Managing employees with life demands beyond parenting
- The instinct to create special accommodations for parents risks missing everyone else with equally demanding circumstances: illness, caregiving, bereavement, mental health.
- Flexibility is the single highest-leverage thing a manager can offer — it appears consistently across HR research as a retention and motivation driver.
- Autonomy, purpose, and mastery (Daniel Pink's framework) are strong guides for structuring roles that attract and keep people through hard seasons.
- Get to know each person's context individually — ask what they're struggling with, not just what category they belong to.
- Legally, exempt vs. non-exempt status affects what flexibility you can offer; know the rules, then be as creative as possible within them.
- Leaders conflate control with management: giving flexibility doesn't mean losing accountability.
On professional communication about personal conflicts:
- Default to "I'm not available" rather than explaining the reason — most professional contexts don't need the detail.
- Volunteering personal reasons (picking up a child, a family event) can invite discrimination or shape perceptions in ways that are hard to reverse.
- This isn't about hiding life; it's about keeping personal and professional contexts appropriately separate.

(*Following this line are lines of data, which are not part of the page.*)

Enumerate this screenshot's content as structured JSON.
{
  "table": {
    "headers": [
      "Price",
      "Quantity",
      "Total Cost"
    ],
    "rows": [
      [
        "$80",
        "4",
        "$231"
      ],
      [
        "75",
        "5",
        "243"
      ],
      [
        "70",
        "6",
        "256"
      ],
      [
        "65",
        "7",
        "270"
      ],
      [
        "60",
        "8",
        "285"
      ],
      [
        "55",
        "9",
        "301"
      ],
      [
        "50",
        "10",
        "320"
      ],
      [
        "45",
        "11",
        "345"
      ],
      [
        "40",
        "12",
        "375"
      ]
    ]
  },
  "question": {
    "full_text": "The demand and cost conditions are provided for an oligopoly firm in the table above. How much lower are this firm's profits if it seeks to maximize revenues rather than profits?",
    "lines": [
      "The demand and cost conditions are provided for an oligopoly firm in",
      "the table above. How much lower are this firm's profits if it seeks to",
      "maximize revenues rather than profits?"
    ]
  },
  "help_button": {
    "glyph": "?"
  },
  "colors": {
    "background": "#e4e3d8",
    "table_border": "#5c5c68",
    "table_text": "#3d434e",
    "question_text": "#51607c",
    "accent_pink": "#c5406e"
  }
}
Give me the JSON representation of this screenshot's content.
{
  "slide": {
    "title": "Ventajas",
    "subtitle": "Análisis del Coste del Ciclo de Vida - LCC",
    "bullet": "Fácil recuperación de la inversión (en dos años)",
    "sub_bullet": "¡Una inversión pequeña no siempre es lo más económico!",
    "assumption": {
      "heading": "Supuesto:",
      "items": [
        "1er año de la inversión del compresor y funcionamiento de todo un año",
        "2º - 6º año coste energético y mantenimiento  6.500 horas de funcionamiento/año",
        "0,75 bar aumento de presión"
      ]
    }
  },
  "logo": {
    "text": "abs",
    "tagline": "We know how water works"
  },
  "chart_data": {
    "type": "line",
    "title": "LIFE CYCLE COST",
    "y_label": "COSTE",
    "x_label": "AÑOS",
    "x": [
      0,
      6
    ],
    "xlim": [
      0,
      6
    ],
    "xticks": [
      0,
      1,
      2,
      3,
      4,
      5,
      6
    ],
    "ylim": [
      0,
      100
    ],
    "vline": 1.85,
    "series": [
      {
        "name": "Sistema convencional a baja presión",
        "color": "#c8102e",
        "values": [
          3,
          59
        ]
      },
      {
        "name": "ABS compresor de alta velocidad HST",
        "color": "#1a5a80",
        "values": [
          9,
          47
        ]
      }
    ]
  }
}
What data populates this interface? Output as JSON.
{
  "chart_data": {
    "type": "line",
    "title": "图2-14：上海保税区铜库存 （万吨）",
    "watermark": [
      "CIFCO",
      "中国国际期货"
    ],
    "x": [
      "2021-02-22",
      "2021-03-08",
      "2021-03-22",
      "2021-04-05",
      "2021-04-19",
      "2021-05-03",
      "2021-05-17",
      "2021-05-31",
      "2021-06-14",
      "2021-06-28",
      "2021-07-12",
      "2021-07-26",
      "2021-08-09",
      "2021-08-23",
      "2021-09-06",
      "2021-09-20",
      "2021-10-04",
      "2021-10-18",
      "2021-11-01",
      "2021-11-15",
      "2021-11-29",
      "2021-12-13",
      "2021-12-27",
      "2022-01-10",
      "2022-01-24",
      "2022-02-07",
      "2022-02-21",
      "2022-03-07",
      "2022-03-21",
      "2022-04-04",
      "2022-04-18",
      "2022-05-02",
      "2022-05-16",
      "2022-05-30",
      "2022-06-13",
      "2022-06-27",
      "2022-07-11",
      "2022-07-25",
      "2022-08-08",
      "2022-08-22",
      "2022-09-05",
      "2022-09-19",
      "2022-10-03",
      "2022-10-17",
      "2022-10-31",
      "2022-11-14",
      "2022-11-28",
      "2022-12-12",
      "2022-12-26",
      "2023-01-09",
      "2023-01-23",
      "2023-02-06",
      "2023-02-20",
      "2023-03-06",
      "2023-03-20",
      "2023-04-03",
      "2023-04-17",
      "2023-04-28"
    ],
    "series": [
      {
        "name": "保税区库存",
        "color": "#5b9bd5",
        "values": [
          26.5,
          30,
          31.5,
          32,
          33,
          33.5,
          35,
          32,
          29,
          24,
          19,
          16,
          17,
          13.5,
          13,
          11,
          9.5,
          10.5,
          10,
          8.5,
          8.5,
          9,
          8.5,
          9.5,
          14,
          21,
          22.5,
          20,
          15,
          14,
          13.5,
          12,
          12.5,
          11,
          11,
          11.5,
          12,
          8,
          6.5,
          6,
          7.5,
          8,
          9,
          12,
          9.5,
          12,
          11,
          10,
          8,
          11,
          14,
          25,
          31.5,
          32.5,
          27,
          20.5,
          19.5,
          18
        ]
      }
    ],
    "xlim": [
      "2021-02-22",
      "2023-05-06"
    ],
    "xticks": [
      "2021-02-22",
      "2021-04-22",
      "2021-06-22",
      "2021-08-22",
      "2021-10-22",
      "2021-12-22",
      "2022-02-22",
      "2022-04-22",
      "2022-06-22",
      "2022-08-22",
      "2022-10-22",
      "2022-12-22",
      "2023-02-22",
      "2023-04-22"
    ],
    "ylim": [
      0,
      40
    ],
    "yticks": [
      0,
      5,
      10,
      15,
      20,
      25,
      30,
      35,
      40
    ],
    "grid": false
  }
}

- In high-trust relationships or organisations with strong work-life cultures, more openness is fine — read the room.
- Setting boundaries and saying no without justification is a skill, not rudeness.
Developing leadership skills as a program manager
- Start inside your organisation: most mid-to-large firms have leadership development programmes; participate even if imperfect — visibility matters.
- Solicit structured feedback regularly. The three-step model from episode 107 (Tom Henshaw) is a practical starting point.
- A 360-degree assessment — feedback from reports, peers, and managers — surfaces blind spots that self-assessment misses.
- Reading alone isn't enough: pair learning with a method to measure whether it changed anything.
- After any training or book, ask: "What will this look like in practice, and how will I know if it worked?"
- Recommended resource: the "11 crucial books every leader should read" list at coachingforleaders.com/crucial.
- External coaching or peer accountability (e.g., a leadership academy) adds the commitment layer that solo study lacks.